Sunday, 19 February 2012

This is my first year being part of the Connected Classrooms project. We got off to a rocky start because of technical issues. When the sound from the lead teacher is low or muffled, it is next to impossible to keep a class interested on the screen. When that problem was fixed we were off and running. The first challenge I faced was trying to keep what I was doing with the class and the connected part cohesive. At first we were not connected frequently and each carrying on with our own classes. I found it hard to keep a momentum with my teaching when we were connected once or twice a week. After a collaboration meeting and discovering that the other teachers felt the same way, we started connecting more frequently. We take turns teaching units and grammar bites and set time aside of literature circles. Over the months we’ve had to adjust the time set aside for each of these. I think a big challenge has been trying to coordinate 4 classes. We want to connect regularly, but with different assemblies, presentations, home room and other interruptions it can be hard to keep energy and interest up. I feel that now we are humming along nicely. We each have units and time frames to work within that, although are always flexible, provide a better structure that the intermittent connections we had earlier in the year.

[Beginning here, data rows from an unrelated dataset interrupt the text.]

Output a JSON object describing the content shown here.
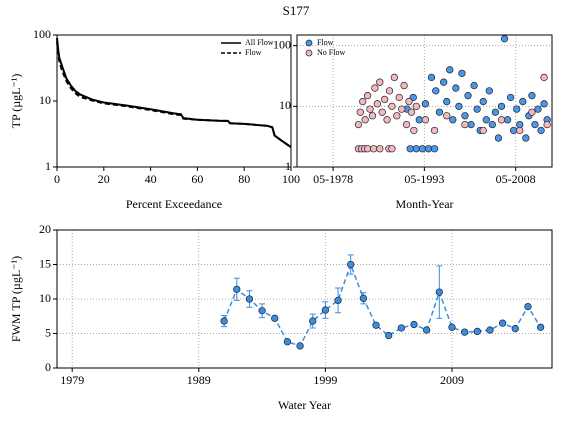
{
  "title": "S177",
  "chart_data": [
    {
      "type": "line",
      "xlabel": "Percent Exceedance",
      "ylabel": "TP (µgL⁻¹)",
      "xlim": [
        0,
        100
      ],
      "xticks": [
        0,
        20,
        40,
        60,
        80,
        100
      ],
      "ylim": [
        1,
        100
      ],
      "yticks": [
        1,
        10,
        100
      ],
      "ylog": true,
      "grid": false,
      "legend": "upper right",
      "x": [
        0,
        0.5,
        1,
        2,
        4,
        6,
        8,
        10,
        15,
        20,
        30,
        40,
        50,
        53,
        54,
        60,
        70,
        73,
        74,
        80,
        90,
        92,
        93,
        96,
        100
      ],
      "series": [
        {
          "name": "All Flow",
          "color": "#000000",
          "style": "solid",
          "values": [
            90,
            60,
            45,
            35,
            22,
            17,
            14,
            12.5,
            10.5,
            9.5,
            8.5,
            7.5,
            6.5,
            6.3,
            5.5,
            5.2,
            5,
            5,
            4.6,
            4.5,
            4.2,
            4,
            3,
            2.5,
            2
          ]
        },
        {
          "name": "Flow",
          "color": "#000000",
          "style": "dashed",
          "values": [
            80,
            50,
            40,
            30,
            20,
            15.5,
            13,
            11.5,
            10.2,
            9.2,
            8.3,
            7.3,
            6.3,
            6.1,
            5.4,
            5.2,
            5,
            5,
            4.6,
            4.5,
            4.2,
            4,
            3,
            2.5,
            2
          ]
        }
      ]
    },
    {
      "type": "scatter",
      "xlabel": "Month-Year",
      "xlim": [
        1972.4,
        2014.3
      ],
      "xticks": [
        {
          "value": 1978.33,
          "label": "05-1978"
        },
        {
          "value": 1993.33,
          "label": "05-1993"
        },
        {
          "value": 2008.33,
          "label": "05-2008"
        }
      ],
      "ylim": [
        1,
        150
      ],
      "yticks": [
        1,
        10,
        100
      ],
      "ylog": true,
      "grid": true,
      "legend": "upper left",
      "series": [
        {
          "name": "Flow",
          "color": "#4a97e4",
          "x": [
            1991,
            1992,
            1993,
            1994,
            1995,
            1990.5,
            1991.5,
            1992.5,
            1993.5,
            1994.5,
            1995.2,
            1995.8,
            1996.5,
            1997,
            1997.5,
            1998,
            1998.5,
            1999,
            1999.5,
            2000,
            2000.5,
            2001,
            2001.5,
            2002,
            2002.5,
            2003,
            2003.5,
            2004,
            2004.5,
            2005,
            2005.5,
            2006,
            2006.5,
            2007,
            2007.5,
            2008,
            2008.5,
            2009,
            2009.5,
            2010,
            2010.5,
            2011,
            2011.5,
            2012,
            2012.5,
            2013,
            2013.5
          ],
          "values": [
            2,
            2,
            2,
            2,
            2,
            9,
            14,
            6,
            11,
            30,
            18,
            8,
            25,
            12,
            40,
            6,
            20,
            10,
            35,
            7,
            15,
            5,
            22,
            9,
            4,
            12,
            6,
            18,
            5,
            8,
            3,
            10,
            130,
            6,
            14,
            4,
            9,
            5,
            12,
            3,
            7,
            15,
            5,
            9,
            4,
            11,
            6
          ]
        },
        {
          "name": "No Flow",
          "color": "#f4b8b8",
          "x": [
            1982.5,
            1983,
            1983.5,
            1984,
            1985,
            1986,
            1987.5,
            1988,
            1982.5,
            1982.8,
            1983.2,
            1983.6,
            1984,
            1984.4,
            1984.8,
            1985.2,
            1985.6,
            1986,
            1986.4,
            1986.8,
            1987.2,
            1987.6,
            1988,
            1988.4,
            1988.8,
            1989.2,
            1989.6,
            1990,
            1990.4,
            1990.8,
            1991.2,
            1991.6,
            1992,
            1993.5,
            1995,
            1997,
            2000,
            2003,
            2006,
            2009,
            2011,
            2013,
            2013.5
          ],
          "values": [
            2,
            2,
            2,
            2,
            2,
            2,
            2,
            2,
            5,
            8,
            12,
            6,
            15,
            9,
            7,
            20,
            11,
            25,
            8,
            13,
            6,
            18,
            10,
            30,
            7,
            14,
            9,
            22,
            5,
            12,
            8,
            4,
            10,
            6,
            4,
            7,
            5,
            4,
            6,
            4,
            8,
            30,
            5
          ]
        }
      ]
    },
    {
      "type": "line",
      "xlabel": "Water Year",
      "ylabel": "FWM TP (µgL⁻¹)",
      "xlim": [
        1977.8,
        2016.9
      ],
      "xticks": [
        1979,
        1989,
        1999,
        2009
      ],
      "ylim": [
        0,
        20
      ],
      "yticks": [
        0,
        5,
        10,
        15,
        20
      ],
      "ylog": false,
      "grid": true,
      "markers": true,
      "x": [
        1991,
        1992,
        1993,
        1994,
        1995,
        1996,
        1997,
        1998,
        1999,
        2000,
        2001,
        2002,
        2003,
        2004,
        2005,
        2006,
        2007,
        2008,
        2009,
        2010,
        2011,
        2012,
        2013,
        2014,
        2015,
        2016
      ],
      "series": [
        {
          "color": "#3a8ee0",
          "style": "dashed",
          "values": [
            6.8,
            11.4,
            10.0,
            8.3,
            7.2,
            3.8,
            3.2,
            6.8,
            8.4,
            9.8,
            15.0,
            10.1,
            6.2,
            4.7,
            5.8,
            6.3,
            5.5,
            11.0,
            5.9,
            5.2,
            5.3,
            5.5,
            6.5,
            5.7,
            8.9,
            5.9
          ],
          "errors": [
            0.8,
            1.6,
            1.2,
            1.0,
            null,
            null,
            null,
            1.0,
            1.2,
            1.8,
            1.4,
            0.8,
            null,
            null,
            null,
            null,
            null,
            3.8,
            null,
            null,
            null,
            null,
            null,
            null,
            null,
            null
          ]
        }
      ]
    }
  ]
}
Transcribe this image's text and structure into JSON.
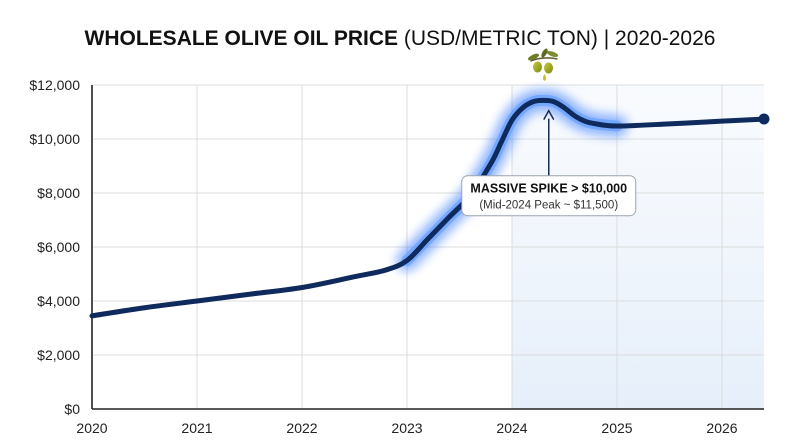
{
  "chart_data": {
    "type": "line",
    "title_bold": "WHOLESALE OLIVE OIL PRICE",
    "title_rest": " (USD/METRIC TON) | 2020-2026",
    "xlabel": "",
    "ylabel": "",
    "xlim": [
      2020,
      2026.4
    ],
    "ylim": [
      0,
      12000
    ],
    "x_ticks": [
      2020,
      2021,
      2022,
      2023,
      2024,
      2025,
      2026
    ],
    "x_tick_labels": [
      "2020",
      "2021",
      "2022",
      "2023",
      "2024",
      "2025",
      "2026"
    ],
    "y_ticks": [
      0,
      2000,
      4000,
      6000,
      8000,
      10000,
      12000
    ],
    "y_tick_labels": [
      "$0",
      "$2,000",
      "$4,000",
      "$6,000",
      "$8,000",
      "$10,000",
      "$12,000"
    ],
    "grid": true,
    "series": [
      {
        "color": "#0f2a5c",
        "glow_color": "#3a7bff",
        "highlight_range": [
          2022.9,
          2025.0
        ],
        "x": [
          2020.0,
          2020.5,
          2021.0,
          2021.5,
          2022.0,
          2022.5,
          2022.8,
          2023.0,
          2023.2,
          2023.4,
          2023.6,
          2023.8,
          2023.9,
          2024.0,
          2024.1,
          2024.2,
          2024.3,
          2024.4,
          2024.5,
          2024.6,
          2024.7,
          2024.8,
          2025.0,
          2025.5,
          2026.0,
          2026.4
        ],
        "y": [
          3450,
          3750,
          4000,
          4250,
          4500,
          4900,
          5150,
          5500,
          6300,
          7100,
          7900,
          9100,
          9900,
          10700,
          11150,
          11380,
          11430,
          11380,
          11150,
          10850,
          10650,
          10560,
          10480,
          10560,
          10660,
          10740
        ]
      }
    ],
    "end_marker": {
      "x": 2026.4,
      "y": 10740
    },
    "annotation": {
      "title": "MASSIVE SPIKE > $10,000",
      "subtitle": "(Mid-2024 Peak ~ $11,500)",
      "arrow_to": {
        "x": 2024.35,
        "y": 11050
      },
      "box_center": {
        "x": 2024.35,
        "y": 7900
      }
    },
    "highlight_band_start": 2024.0,
    "olive_icon": "olive-branch-icon"
  }
}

One fantastic benefit of being part of this team is the feedback. As much as teachers collaborate and work with each other, this profession is can be lonely in the sense that you are generally by yourself leading a class with only students to provide feedback. We all reflect on what worked and what didn’t work in a lesson, but actually having three other professionals watch and participate in a lesson and then encourage, praise, comment and critique it after has been wonderful in helping me grow as a teacher.